New Delhi: A soggy, sorry evening with dug-up asphalt swimming in monsoon slush choking with traffic. Rahul Gandhi is forced to take the Delhi Metro to get home. As ad guru Dan Bellack said, "Life is too short for traffic."
Another place, another time. Priya Dutt is two minutes too late to file her Lok Sabha nomination, unable to reach the collector's office in time because of yet another of Mumbai's endless traffic jams.
One tragic evening in Chennai. Thirty-five-year-old Radhika Selvamani is taking her husband to the General Hospital. He has had an heart attack. An hour and many diversions later to escape the dense traffic near Mylapore, the delay kills her husband.
Sunset or sunrise, you ride into hell. Stories like these are part of today's Indian urban legends; in Kolkata, Chennai, Bangalore, Kanpur and Coimbatore, traffic jams kill people in marooned ambulances, desperate mothers are stuck on the way to pick up their children from school, candidates don't make it to job interviews, passengers miss important flights and security forces fail to reach in time to handle terror, as happened during the Akshardham attack of 2002.

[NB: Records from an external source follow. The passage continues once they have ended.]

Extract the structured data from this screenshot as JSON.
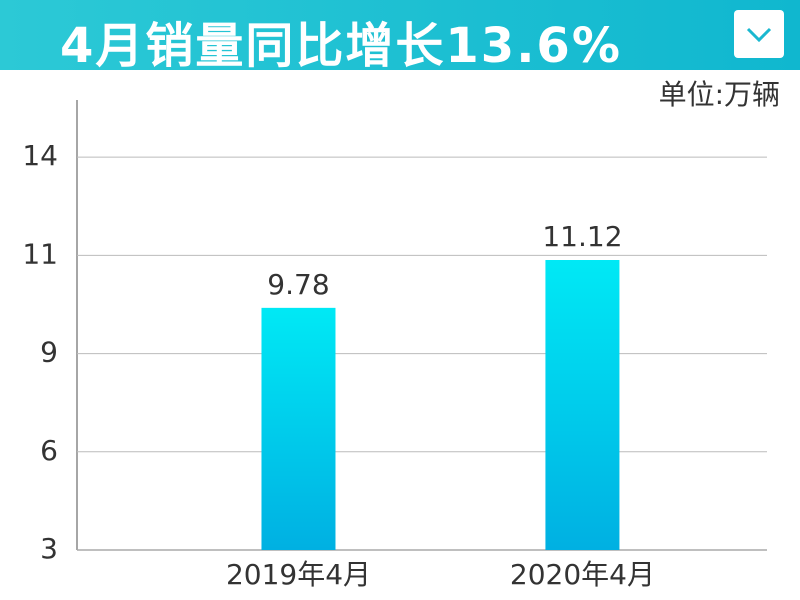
{
  "chart_data": {
    "type": "bar",
    "title": "4月销量同比增长13.6%",
    "unit": "单位:万辆",
    "categories": [
      "2019年4月",
      "2020年4月"
    ],
    "values": [
      9.78,
      11.12
    ],
    "ylim": [
      3,
      15.6
    ],
    "yticks": [
      3,
      {
        "value": 5.75,
        "label": "6"
      },
      {
        "value": 8.5,
        "label": "9"
      },
      {
        "value": 11.25,
        "label": "11"
      },
      14
    ],
    "grid": true
  }
}
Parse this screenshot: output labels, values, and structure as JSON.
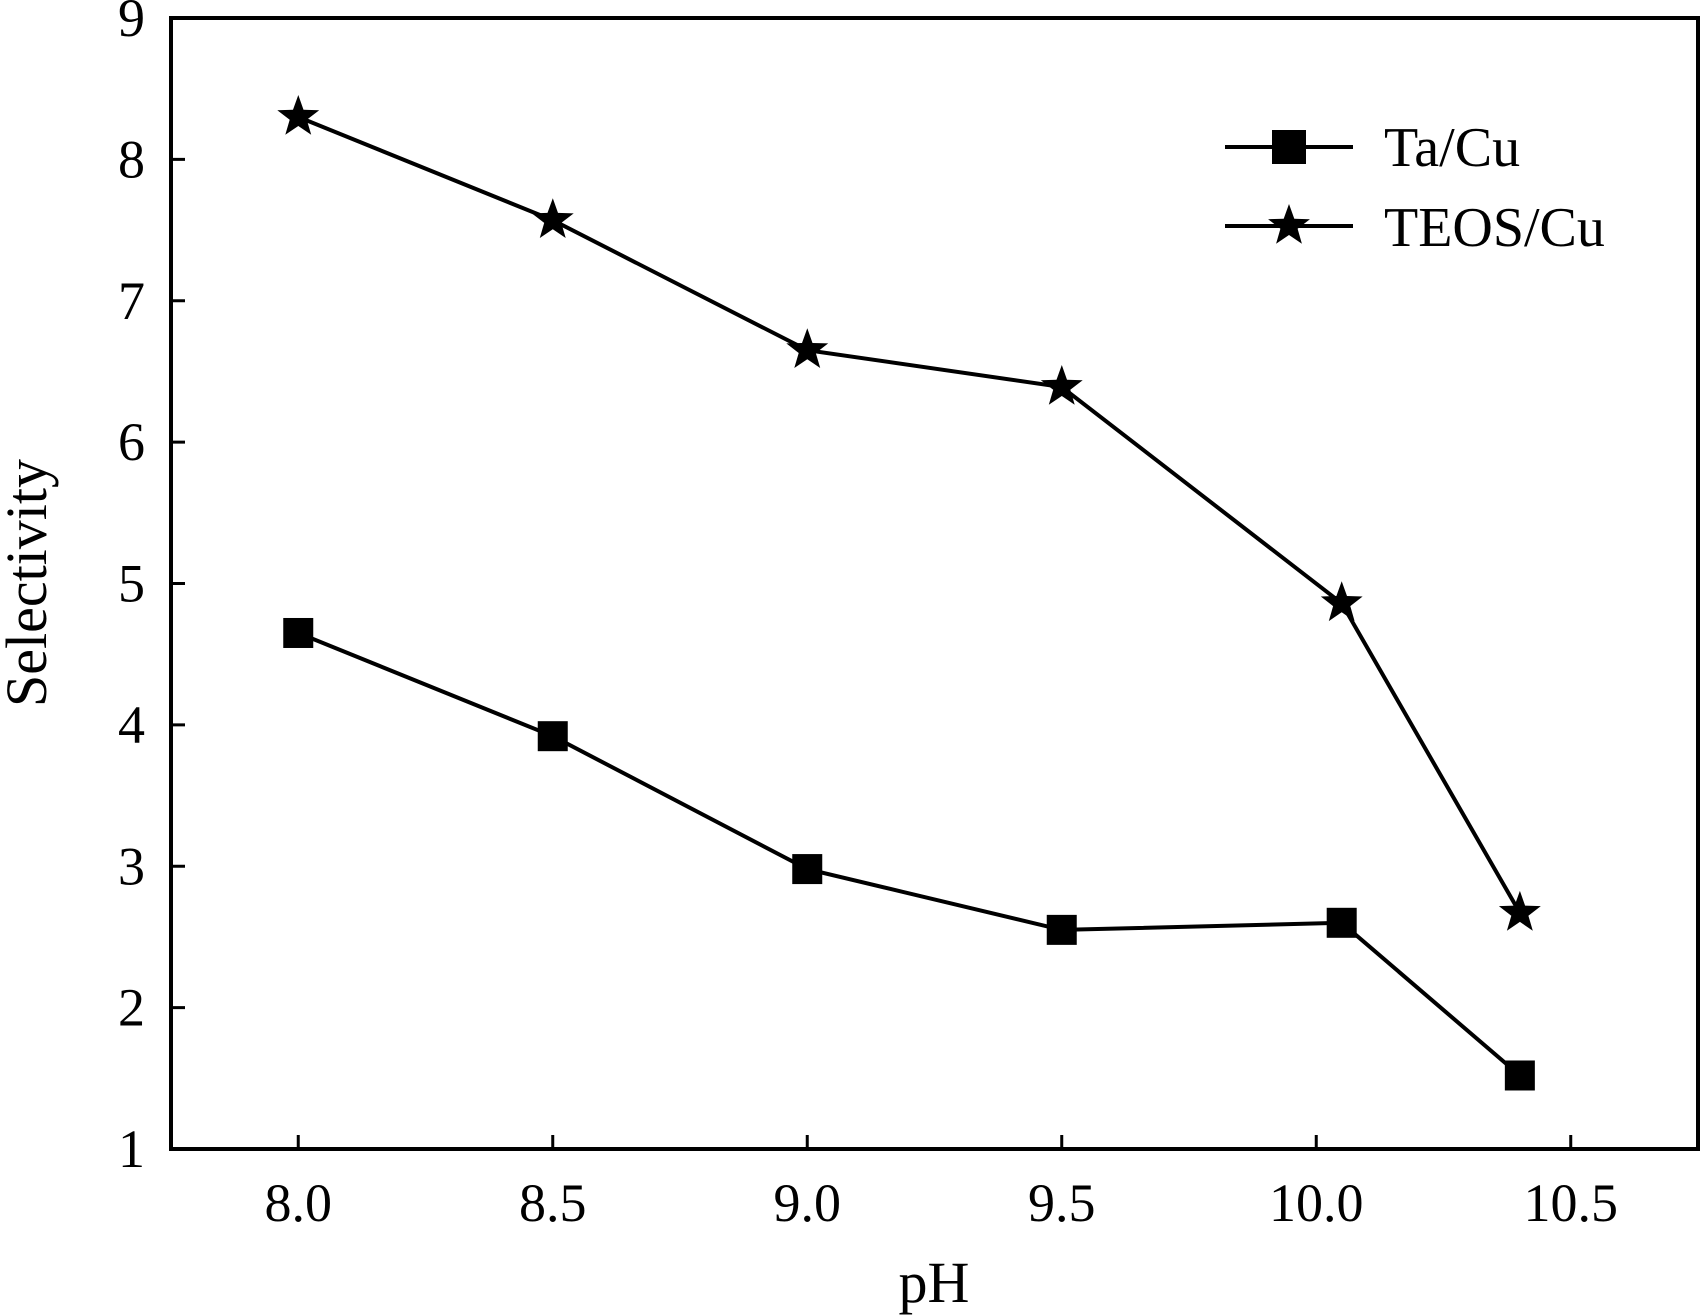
{
  "chart_data": {
    "type": "line",
    "xlabel": "pH",
    "ylabel": "Selectivity",
    "xlim": [
      7.75,
      10.75
    ],
    "ylim": [
      1,
      9
    ],
    "xticks": [
      {
        "value": 8.0,
        "label": "8.0"
      },
      {
        "value": 8.5,
        "label": "8.5"
      },
      {
        "value": 9.0,
        "label": "9.0"
      },
      {
        "value": 9.5,
        "label": "9.5"
      },
      {
        "value": 10.0,
        "label": "10.0"
      },
      {
        "value": 10.5,
        "label": "10.5"
      }
    ],
    "yticks": [
      {
        "value": 1,
        "label": "1"
      },
      {
        "value": 2,
        "label": "2"
      },
      {
        "value": 3,
        "label": "3"
      },
      {
        "value": 4,
        "label": "4"
      },
      {
        "value": 5,
        "label": "5"
      },
      {
        "value": 6,
        "label": "6"
      },
      {
        "value": 7,
        "label": "7"
      },
      {
        "value": 8,
        "label": "8"
      },
      {
        "value": 9,
        "label": "9"
      }
    ],
    "legend_position": "top-right",
    "grid": false,
    "series": [
      {
        "name": "Ta/Cu",
        "marker": "square",
        "color": "#000000",
        "x": [
          8.0,
          8.5,
          9.0,
          9.5,
          10.05,
          10.4
        ],
        "y": [
          4.65,
          3.92,
          2.98,
          2.55,
          2.6,
          1.52
        ]
      },
      {
        "name": "TEOS/Cu",
        "marker": "star",
        "color": "#000000",
        "x": [
          8.0,
          8.5,
          9.0,
          9.5,
          10.05,
          10.4
        ],
        "y": [
          8.3,
          7.57,
          6.65,
          6.39,
          4.86,
          2.67
        ]
      }
    ]
  }
}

These are the street signs of an urban India in collapse; unplanned growth, corruption and above all the aspirational compulsion to buy more and more cars. Reports have the unbroken record for the world's slowest mover held by Archie, winner of the 1995 World Snail Racing Championship; he took a mere two minutes to cover a 13-inch circular course at a speed of 2 m an hour.
The worsening traffic situation in Indian cities threatens their already strained infrastructure. Health and productivity are daily victims.
Compared to the mollusc, our cities have super speed records-Bangalore's peak traffic speed is 18 kmph, while Delhi's and Mumbai's are 16 kmph.
Indian thoroughfares host over 48 modes of transport, with 40 per cent of commercial vehicles plying illegally. Forty-one per cent of streets are taken up by parking. Most Indians drive 10 km on an average daily; one in four spending over 90 minutes every day; 32 per cent of the country's vehicles move on urban roads. India has 50 million two-wheelers and rising.
Despite this, national car sales have grown by 38 per cent; 2009-10 was the pinnacle with 1.95 million cars sold. The cheapest car in India is about 12 times the annual per capita income of a citizen, while in the US it is about one-third the average income. Urban India's love affair with the automobile is scandalous: the country's five mega metros have over 40 lakh cars out of a total vehicular population of 10 crore, its auto market growing by 26 per cent last year. India is paralysed by its traffic.